Apesar do otimismo entre os investidores, que demonstraram uma demanda quatro vezes maior que a oferta disponível, analistas de Wall Street permanecem cautelosos. A avaliação da empresa depende da realização de projetos que soam como ficção científica, incluindo a instalação de data centers no espaço e o transporte de humanos para Marte.
Embora a SpaceX tenha projeções de receita de U$ 18,7 bilhões para 2025, a empresa ainda opera no vermelho, registrando um prejuízo líquido de U$ 4,9 bilhões recentemente, reflexo dos altos investimentos em infraestrutura de inteligência artificial. Gwynne Shotwell, presidente da SpaceX, enfatizou que a empresa tem uma visão de longo prazo e que suas iniciativas são futuristas, minimizando a pressão por resultados imediatos.
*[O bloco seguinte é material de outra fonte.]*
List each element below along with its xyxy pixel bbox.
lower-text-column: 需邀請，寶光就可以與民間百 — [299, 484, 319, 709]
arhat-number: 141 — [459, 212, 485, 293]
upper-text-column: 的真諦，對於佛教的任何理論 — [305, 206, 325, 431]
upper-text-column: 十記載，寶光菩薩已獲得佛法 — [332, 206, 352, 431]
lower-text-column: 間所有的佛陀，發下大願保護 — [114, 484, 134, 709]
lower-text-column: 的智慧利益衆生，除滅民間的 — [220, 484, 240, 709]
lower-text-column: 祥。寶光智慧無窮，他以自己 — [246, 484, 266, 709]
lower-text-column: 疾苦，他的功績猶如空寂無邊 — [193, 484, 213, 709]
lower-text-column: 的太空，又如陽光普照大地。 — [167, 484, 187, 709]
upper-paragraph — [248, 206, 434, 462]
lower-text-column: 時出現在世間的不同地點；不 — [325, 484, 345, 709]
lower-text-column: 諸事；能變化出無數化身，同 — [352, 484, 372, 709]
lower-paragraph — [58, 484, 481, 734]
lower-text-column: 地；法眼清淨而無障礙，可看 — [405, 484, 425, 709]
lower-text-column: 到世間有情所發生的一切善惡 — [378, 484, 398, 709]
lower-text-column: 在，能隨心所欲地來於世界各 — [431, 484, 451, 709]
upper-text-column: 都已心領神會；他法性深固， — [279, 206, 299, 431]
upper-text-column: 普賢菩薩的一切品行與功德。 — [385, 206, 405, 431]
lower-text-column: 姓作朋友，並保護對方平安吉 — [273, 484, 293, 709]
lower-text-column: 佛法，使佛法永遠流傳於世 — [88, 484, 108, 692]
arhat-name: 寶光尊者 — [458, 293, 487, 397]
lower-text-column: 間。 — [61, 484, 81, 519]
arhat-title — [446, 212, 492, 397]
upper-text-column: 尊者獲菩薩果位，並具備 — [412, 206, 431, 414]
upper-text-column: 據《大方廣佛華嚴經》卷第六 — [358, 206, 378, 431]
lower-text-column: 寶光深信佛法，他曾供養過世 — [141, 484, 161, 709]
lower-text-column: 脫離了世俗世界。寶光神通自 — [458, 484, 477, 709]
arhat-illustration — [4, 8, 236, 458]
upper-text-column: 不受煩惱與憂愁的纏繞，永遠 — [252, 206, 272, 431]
A entrada da SpaceX na bolsa poderá criar milhares de novos milionários entre seus funcionários e investidores, mas também gera críticas em relação à concentração de riqueza nas mãos de Musk. Com uma fortuna estimada em U$ 782 bilhões antes do IPO, Musk pode se aproximar da marca inédita de U$ 1 trilhão. Para Nabil Ahmed, diretor da Oxfam America, essa concentração é “incompatível com uma democracia saudável”. Além disso, na véspera da estreia, ocorreram protestos em Nova York contra o uso das ferramentas de IA da empresa para criar conteúdos deepfake, indicando que os desafios enfrentados por Musk vão além dos números financeiros.